A simple method for the recovery of microbial poly(3-hydroxybutyrate) [P(3HB)] from recombinant Escherichia coli harboring the Ralstonia eutropha PHA biosynthesis genes was developed. Various acids (HCl, H2SO4), alkalies (NaOH, KOH, and NH4OH), and surfactants (dioctylsulfosuccinate sodium salt [AOT], hexadecyltrimethylammonium bromide [CTAB], sodium dodecylsulfate [SDS], polyoxyethylene-p-tert-octylphenol [Triton X-100], and polyoxyethylene(20)sorbitan monolaurate [Tween 20]) were examined for their ability to digest non-P(3HB) cellular materials (NPCM). Even though SDS was an efficient chemical for P(3HB) recovery from recombinant E. coli, it is expensive and has waste disposal problem. NaOH and KOH were also efficient and economical for the recovery of P(3HB), and therefore, were used to optimize digestion condition. When 50 g DCW/L of recombinant E. coli cells having the P(3HB) content of 77% was treated with 0.2 N NaOH at 30 degrees C for 1 h, P(3HB) was recovered with purity of 98.5%. Using this simple recovery method, the effect of recovery method on the final production cost of P(3HB) was examined. Processes for the production of P(3HB) by recombinant E. coli from glucose with two different recovery methods, surfactant-hypochlorite digestion and simple digestion with NaOH, were designed and analyzed.
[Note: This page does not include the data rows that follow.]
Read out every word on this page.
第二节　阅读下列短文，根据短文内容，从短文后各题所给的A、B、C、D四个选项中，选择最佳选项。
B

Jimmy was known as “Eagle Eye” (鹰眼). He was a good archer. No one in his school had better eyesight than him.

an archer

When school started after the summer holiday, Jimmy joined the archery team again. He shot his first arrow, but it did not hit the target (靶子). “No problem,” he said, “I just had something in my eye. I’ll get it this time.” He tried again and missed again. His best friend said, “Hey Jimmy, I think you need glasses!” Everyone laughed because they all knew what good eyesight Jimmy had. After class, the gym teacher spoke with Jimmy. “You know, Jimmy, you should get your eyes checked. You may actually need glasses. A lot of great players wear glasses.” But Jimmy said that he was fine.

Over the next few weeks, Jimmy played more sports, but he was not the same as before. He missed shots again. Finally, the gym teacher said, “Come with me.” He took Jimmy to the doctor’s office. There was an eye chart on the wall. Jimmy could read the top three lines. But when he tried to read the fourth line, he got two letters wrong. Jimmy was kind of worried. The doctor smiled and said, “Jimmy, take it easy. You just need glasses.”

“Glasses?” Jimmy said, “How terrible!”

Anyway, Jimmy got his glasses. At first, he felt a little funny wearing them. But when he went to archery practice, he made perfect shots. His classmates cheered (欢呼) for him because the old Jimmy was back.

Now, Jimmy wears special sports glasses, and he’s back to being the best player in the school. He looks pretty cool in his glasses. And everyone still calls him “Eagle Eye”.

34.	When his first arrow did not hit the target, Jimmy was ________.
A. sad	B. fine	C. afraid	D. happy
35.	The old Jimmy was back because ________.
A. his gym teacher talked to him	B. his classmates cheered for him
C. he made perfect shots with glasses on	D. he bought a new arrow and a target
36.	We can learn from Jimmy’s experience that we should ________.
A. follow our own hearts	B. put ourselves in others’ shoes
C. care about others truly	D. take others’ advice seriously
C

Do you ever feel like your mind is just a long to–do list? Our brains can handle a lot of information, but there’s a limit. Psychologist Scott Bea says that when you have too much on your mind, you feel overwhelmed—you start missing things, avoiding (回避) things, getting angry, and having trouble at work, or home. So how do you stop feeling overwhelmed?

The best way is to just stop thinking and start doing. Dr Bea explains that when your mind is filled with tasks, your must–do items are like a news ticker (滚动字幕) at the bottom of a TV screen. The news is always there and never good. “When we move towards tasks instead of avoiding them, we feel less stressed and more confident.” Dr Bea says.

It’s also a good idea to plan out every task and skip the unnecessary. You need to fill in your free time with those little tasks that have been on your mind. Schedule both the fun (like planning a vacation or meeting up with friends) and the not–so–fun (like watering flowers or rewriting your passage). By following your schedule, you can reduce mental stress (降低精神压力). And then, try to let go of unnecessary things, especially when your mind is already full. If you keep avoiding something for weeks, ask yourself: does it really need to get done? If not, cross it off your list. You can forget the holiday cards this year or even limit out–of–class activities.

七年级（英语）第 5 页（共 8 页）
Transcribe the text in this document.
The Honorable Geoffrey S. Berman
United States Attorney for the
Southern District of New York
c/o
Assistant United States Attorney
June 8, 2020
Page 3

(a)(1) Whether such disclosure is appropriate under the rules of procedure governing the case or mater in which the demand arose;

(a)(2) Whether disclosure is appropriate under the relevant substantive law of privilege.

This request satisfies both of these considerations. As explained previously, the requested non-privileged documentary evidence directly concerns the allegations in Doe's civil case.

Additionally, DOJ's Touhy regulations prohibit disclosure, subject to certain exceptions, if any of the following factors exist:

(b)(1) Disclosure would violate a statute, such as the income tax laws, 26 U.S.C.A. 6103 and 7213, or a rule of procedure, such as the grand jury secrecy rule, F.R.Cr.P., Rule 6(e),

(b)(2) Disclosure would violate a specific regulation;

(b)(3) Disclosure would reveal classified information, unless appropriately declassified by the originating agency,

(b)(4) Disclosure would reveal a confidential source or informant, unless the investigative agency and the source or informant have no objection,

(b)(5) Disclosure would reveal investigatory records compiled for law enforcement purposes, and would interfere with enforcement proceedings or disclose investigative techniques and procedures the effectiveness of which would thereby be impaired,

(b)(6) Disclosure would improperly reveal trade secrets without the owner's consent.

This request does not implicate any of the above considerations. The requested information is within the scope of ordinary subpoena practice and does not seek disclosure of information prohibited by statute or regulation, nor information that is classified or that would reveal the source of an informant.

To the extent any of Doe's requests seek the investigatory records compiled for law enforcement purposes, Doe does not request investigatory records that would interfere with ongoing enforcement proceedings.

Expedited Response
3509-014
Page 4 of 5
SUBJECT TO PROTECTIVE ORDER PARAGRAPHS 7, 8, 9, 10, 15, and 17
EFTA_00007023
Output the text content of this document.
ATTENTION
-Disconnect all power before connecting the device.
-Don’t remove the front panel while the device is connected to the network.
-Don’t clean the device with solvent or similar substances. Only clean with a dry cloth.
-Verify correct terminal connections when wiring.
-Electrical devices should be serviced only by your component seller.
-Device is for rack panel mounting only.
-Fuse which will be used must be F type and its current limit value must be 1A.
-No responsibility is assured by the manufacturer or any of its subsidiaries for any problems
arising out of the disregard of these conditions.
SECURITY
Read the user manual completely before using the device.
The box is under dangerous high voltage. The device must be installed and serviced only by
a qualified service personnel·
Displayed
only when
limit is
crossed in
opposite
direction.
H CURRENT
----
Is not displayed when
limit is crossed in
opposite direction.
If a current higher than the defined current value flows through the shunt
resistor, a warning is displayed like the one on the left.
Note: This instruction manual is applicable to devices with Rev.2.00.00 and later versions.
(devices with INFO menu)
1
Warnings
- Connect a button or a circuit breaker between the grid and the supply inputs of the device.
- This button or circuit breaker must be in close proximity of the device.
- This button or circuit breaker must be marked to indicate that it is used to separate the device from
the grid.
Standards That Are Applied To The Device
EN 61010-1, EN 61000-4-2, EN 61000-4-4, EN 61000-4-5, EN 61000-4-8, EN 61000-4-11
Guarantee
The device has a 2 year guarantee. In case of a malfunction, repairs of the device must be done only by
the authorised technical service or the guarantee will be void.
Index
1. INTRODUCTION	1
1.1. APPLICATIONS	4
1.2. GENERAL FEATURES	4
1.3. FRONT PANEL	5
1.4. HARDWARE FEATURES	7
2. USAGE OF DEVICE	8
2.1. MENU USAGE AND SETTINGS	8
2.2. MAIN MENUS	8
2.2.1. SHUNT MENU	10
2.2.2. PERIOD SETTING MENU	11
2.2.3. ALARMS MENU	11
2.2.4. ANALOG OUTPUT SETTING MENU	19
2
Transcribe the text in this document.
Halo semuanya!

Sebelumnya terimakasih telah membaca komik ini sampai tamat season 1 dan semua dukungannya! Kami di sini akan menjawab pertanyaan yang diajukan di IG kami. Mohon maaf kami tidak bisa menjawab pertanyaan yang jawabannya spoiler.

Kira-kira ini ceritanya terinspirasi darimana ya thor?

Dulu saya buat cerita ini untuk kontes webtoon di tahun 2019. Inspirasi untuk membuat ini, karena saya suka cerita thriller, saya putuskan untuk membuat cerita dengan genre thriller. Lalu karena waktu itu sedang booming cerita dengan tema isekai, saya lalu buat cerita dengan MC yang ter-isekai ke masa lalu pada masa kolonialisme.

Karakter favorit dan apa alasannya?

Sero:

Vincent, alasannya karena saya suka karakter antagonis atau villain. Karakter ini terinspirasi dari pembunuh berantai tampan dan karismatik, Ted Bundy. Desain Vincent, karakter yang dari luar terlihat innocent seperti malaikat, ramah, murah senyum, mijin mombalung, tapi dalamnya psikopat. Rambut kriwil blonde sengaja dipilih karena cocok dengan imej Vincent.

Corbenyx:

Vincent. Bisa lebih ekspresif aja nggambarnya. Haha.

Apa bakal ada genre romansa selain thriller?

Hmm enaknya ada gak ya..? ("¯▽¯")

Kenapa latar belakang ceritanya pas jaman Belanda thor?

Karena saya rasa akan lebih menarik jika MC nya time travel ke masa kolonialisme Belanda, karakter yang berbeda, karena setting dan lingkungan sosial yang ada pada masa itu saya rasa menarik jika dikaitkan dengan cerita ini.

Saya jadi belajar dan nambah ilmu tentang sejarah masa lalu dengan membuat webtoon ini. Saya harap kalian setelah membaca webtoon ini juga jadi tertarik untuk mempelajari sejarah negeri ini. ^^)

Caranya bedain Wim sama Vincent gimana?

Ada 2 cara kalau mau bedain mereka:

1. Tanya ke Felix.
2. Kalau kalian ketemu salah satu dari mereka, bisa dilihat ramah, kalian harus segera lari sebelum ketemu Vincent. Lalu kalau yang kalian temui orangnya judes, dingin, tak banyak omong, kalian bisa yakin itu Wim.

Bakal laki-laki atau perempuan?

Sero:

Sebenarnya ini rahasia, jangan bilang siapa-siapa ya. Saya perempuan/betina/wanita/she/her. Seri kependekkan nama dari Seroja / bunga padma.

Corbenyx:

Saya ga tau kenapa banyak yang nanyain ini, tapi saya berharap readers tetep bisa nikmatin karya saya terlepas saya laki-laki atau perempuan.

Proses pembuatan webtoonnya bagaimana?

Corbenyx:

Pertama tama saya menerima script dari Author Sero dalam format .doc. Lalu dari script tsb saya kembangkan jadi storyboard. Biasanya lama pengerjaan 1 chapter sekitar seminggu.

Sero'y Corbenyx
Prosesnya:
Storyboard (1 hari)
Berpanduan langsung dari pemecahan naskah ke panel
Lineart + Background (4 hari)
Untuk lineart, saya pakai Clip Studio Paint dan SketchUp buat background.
By employing the fermentation process that resulted in P(3HB) concentration, P(3HB) content and P(3HB) productivity of 157 g/L, 77%, and 3.2 P(3HB) g/L-h, respectively, coupled with the recovery method of NaOH digestion, the production cost of P(3HB) was US$ 3.66/kg P(3HB), which was 25% less than that obtained by employing the surfactant-hypochlorite digestion method.